Take Obama's latest propositions in changing the face of education in the US where, there are 110,000 expulsions and 3 million suspensions that are known to happen each year. In India, we definitely have little access to these actual numbers but we do know that teachers hitting out at children is almost an accepted form of punishment to correct the behaviors of specific challenging kids. What parents dont realise is that they can take recourse to legal action in these situations.
Coming back to the US education scenario, an interesting approach has been formulated. It's called as collaborative problem solving. This was conceptualised by Dr. Ross Greene, who works at Harvard Medical School's psychiatry deparment. What it means is that behavioral challenges such as lack of flexibility or basic cognitive skills are perceived as developmental delays. So, this principle reiterates that the children shouldnt be punished simply because they are unable to understand and adapt to the demands of the school that placed on their tender shoulders.
Those who have seen Taare Zameen Par, the Bollywood flick, which was a bold and sincere attempt to address the same concept. Countless movie goers appreciated the suffering of the child protagonist, Ishaan, who embodies a classic case of Ross Greene's principle on developmental delays.
But here are some questions that continue to trouble parents:
1. What happens when a school refuses to use diligence and reinforces a system of punishment on a child who is suffering from similar developmental delays?

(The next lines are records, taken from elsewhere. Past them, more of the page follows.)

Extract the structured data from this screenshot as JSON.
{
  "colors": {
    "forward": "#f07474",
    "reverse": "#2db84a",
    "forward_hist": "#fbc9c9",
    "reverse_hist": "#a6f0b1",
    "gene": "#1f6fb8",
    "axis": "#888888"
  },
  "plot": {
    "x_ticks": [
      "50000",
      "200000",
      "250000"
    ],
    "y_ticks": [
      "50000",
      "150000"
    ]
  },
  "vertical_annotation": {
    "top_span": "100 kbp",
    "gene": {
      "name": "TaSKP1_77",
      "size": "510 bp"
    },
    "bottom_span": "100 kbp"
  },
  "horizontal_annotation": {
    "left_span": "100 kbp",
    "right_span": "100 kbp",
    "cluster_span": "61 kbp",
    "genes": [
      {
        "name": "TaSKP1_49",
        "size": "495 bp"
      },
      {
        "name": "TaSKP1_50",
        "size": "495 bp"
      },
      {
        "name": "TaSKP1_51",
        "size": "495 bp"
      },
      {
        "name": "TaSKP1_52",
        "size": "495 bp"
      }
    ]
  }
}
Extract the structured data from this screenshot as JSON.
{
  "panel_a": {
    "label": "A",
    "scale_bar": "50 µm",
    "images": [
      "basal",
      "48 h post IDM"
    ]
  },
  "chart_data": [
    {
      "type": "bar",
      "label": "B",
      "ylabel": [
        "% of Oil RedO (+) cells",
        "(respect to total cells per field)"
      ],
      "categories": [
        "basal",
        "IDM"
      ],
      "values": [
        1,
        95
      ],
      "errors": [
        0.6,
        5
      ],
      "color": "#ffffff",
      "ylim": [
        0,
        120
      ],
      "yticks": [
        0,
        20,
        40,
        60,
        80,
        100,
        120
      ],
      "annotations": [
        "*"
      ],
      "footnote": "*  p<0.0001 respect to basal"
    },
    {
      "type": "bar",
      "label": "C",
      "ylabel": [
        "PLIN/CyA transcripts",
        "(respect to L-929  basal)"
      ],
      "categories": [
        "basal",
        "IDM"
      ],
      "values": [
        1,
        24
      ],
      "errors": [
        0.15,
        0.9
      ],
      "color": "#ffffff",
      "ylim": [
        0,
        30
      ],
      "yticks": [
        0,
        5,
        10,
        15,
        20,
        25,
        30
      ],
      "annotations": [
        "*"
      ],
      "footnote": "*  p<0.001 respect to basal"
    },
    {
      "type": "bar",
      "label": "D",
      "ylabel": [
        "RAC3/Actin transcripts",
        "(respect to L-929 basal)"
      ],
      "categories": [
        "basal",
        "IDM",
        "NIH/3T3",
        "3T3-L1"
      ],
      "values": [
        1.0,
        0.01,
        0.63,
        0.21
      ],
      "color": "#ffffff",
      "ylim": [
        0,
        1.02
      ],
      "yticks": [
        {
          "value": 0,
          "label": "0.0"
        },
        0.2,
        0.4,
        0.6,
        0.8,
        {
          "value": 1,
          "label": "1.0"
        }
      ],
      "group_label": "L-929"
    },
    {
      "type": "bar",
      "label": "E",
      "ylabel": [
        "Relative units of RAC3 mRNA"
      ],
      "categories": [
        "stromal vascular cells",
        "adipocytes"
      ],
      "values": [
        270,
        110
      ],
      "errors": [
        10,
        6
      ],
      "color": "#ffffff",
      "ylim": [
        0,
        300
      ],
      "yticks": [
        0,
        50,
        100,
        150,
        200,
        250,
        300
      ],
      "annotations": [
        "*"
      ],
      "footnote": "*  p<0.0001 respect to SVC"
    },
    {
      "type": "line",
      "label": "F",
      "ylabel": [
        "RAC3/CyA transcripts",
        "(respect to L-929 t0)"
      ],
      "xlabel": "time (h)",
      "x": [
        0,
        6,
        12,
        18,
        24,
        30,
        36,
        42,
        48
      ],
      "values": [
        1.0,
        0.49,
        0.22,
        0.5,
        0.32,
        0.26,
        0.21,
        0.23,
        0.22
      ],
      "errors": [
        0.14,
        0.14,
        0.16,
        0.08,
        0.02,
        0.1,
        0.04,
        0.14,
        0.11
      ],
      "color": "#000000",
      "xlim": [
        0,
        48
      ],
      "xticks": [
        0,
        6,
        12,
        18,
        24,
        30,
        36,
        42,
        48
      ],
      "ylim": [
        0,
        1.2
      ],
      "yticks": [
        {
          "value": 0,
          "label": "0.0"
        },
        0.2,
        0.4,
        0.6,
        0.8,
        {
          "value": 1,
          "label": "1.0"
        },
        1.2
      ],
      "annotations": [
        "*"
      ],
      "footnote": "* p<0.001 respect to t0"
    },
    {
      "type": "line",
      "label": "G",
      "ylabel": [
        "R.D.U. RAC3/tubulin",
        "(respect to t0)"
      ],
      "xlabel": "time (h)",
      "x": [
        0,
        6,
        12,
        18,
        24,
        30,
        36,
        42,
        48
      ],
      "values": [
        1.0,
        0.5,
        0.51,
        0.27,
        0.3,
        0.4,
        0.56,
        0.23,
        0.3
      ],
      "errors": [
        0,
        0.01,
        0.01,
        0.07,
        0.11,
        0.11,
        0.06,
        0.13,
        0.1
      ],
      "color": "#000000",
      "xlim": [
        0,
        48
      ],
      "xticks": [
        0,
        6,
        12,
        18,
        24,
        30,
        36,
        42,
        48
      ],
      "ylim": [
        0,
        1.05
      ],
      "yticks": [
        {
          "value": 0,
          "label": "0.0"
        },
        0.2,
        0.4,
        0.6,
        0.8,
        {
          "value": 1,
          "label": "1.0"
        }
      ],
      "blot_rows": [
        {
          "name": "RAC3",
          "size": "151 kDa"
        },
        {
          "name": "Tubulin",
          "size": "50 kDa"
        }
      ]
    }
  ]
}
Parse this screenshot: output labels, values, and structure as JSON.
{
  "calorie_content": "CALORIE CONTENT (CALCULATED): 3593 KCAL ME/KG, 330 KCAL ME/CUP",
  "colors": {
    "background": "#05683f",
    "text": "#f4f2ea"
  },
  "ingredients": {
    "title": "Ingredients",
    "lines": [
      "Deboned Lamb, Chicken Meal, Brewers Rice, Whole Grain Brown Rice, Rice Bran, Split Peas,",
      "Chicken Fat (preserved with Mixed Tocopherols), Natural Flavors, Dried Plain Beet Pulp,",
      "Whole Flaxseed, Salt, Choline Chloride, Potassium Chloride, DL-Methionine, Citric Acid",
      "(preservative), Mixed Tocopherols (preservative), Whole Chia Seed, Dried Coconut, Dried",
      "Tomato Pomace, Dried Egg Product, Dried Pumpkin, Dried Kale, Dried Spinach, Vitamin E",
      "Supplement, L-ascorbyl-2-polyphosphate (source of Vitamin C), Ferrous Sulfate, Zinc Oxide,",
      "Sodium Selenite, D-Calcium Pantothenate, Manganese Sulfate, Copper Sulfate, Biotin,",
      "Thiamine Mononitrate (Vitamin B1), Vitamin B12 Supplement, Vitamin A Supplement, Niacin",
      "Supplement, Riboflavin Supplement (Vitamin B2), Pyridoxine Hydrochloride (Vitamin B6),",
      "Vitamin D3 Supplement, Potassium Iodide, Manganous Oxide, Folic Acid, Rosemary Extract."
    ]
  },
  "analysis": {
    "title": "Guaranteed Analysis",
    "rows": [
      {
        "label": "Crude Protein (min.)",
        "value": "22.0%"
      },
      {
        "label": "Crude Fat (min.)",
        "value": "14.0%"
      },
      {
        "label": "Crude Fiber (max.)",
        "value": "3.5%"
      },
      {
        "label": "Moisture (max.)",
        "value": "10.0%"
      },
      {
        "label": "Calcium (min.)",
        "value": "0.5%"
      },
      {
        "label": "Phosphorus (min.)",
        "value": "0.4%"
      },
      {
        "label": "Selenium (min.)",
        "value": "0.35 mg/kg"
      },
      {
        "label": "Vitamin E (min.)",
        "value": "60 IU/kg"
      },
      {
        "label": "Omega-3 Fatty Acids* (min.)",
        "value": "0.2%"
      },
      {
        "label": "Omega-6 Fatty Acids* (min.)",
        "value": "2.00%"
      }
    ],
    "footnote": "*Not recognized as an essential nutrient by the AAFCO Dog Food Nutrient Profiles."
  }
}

2. Will lawyers be able to take a proactive approach in initiating preliminary discussions with school authorities in representing these issues relating to a child's educational rights?
To answer question one at a micro level, it is important for parents to assess the situation correctly. Where it does seem apparent that a child is being unduly tormented by the punishment system, it calls for an immediate discussion with school authorities. If that fails to bring out measurable outcomes, we know exactly what comes next. Yes, the law steps in.
That, my dear friends, is just the beginning.